House delegation introduces bipartisan bill to expand telehealth

House delegation introduces bipartisan bill to expand telehealth

A bipartisan bill introduced in Congress on Monday would expand telehealth access to substance abuse treatment.

Reps. Ted Budd (R-NC), David McKinely P.E. (R-WV), David Cicilline (D-RI), and David Trone (D-MD) introduced the Telehealth Response for E-prescribing Addiction Therapy Services (TREATS) Act, which would increase access to telehealth services for substance use disorder by making permanent a Trump executive order to allow treatment specialists to prescribe Medication-Assisted Therapies and other treatment drugs via telehealth instead of in-person visits.

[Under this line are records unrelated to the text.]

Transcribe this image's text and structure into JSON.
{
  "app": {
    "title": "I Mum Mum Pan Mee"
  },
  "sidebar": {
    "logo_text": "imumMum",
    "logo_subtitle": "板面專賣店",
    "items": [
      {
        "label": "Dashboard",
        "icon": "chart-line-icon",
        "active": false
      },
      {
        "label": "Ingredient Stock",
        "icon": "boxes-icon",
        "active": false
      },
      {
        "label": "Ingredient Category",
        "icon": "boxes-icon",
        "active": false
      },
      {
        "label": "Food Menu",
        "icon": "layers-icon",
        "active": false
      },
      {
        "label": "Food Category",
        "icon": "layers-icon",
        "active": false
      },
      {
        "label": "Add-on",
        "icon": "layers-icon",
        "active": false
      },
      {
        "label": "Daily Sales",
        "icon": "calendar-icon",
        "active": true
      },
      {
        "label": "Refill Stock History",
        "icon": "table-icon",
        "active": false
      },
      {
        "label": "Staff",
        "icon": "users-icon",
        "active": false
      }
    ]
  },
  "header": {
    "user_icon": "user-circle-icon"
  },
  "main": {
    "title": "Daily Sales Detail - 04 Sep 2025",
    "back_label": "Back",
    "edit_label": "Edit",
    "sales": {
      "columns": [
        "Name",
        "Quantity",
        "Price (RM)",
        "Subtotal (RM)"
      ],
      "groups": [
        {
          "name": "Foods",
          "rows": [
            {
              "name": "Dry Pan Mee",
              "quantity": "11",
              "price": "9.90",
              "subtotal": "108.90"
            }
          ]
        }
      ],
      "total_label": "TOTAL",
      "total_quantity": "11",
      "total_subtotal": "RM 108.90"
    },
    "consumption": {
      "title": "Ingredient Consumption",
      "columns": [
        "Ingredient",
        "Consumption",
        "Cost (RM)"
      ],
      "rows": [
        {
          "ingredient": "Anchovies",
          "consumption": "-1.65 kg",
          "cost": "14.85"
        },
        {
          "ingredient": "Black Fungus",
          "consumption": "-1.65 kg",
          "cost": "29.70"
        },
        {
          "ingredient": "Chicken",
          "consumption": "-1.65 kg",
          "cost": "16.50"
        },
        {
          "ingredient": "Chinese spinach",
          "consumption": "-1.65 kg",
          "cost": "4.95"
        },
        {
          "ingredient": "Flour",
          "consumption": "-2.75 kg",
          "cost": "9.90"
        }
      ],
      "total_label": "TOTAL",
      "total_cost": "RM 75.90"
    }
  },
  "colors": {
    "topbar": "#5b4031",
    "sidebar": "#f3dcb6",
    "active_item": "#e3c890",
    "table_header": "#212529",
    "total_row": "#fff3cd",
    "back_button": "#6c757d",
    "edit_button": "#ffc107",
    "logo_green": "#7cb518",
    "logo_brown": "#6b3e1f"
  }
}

The bill would also make permanent the ability to bill Medicare for audio-only telehealth services.

“We should make it as easy as possible for those who struggle with substance abuse to get the help they need. Data has shown that overdoses have spiked nationally in March, April, and May during pandemic-related lockdowns. Especially during COVID-19, cutting out regulatory barriers to treatment should be a national priority, and I’m proud to support a bill like the TREATS Act that does just that,” Budd said in a statement.

A companion bill was introduced into the Senate last week by Sens. Rob Portman (R-OH) and Sheldon Whitehouse (D-RI).

The bill is supported by the American Society for Addiction Medicine, American College of Medical Toxicology, Kennedy Forum, National Association of Addiction Treatment Providers, National Association of Behavioral Health, National Safety Council, Shatterproof, and Well Being Trust.

“Overdoses are on the rise across the country due to the COVID-19 pandemic. Congress should be making it easier to access treatment, and the TREATS Act does just that. This bill would make it easier for those in both rural and urban areas to access vital addiction treatments. As we know, substance abuse disorders do not discriminate based on location, and patients should not have to choose between getting treatment and risking their health and safety to do so,” McKinley said.